Editoriaux - Histoire - 18 juin 2019

Il y a 75 ans, ces Alsaciens-Mosellans morts pour rien et pour personne

Les célébrations patriotiques du 75e anniversaire de la Libération, qui s’échelonneront tout au long de l’année, ont connu un premier accroc avec la non-invitation de Poutine sur les plages de Normandie. Ce choix délibéré d’ignorer les libérateurs russes nous apporte, une fois de plus, la preuve que la mémoire officielle, celle dont s’occupe l’État et que relayent les hommes politiques, ne correspond pas nécessairement à celle des historiens. Une « mémoire officielle » qui risque fort de déboucher sur une lecture unilatérale des événements et qui occultera certains faits qui ne vont pas dans le sens de la célébration unanimiste. Par exemple, en Alsace-Moselle, où l’on s’attend une fois de plus à ce que le sort des « malgré-nous » fasse en quelque sorte… « tache » dans la célébration patriotique du retour de l’Alsace à la France.

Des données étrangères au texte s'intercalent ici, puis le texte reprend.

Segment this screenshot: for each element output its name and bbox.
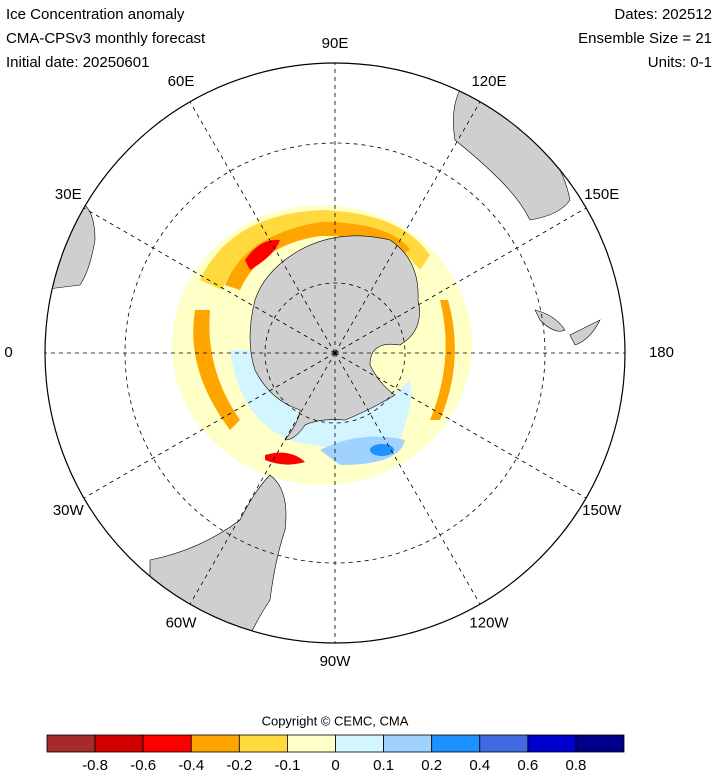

Des Alsaciens et, partant, des Français, « forcés » de « servir » dans l’armée allemande ? Vous plaisantez, cher Monsieur ? J’entends déjà les commentaires : pas possible ! « La vérité, c’est qu’ils sont morts pour rien et pour personne ! Et c’est bien là que se situe la véritable tragédie des incorporés de force, et pas ailleurs », note fort justement Eugène Philipps dans son livre Une tragédie pour l’Alsace. En voulant culpabiliser les Alsaciens-Mosellans, en les traitant par exemple de Boches, c’était, au lendemain de la guerre, insinuer de mille et une manières que ce qui leur était arrivé sous le régime nazi, c’était aussi de leur faute. Heureusement qu’il y a eu le commandant Kieffer et ses bérets verts et Pierre Clostermann et son Grand Cirque.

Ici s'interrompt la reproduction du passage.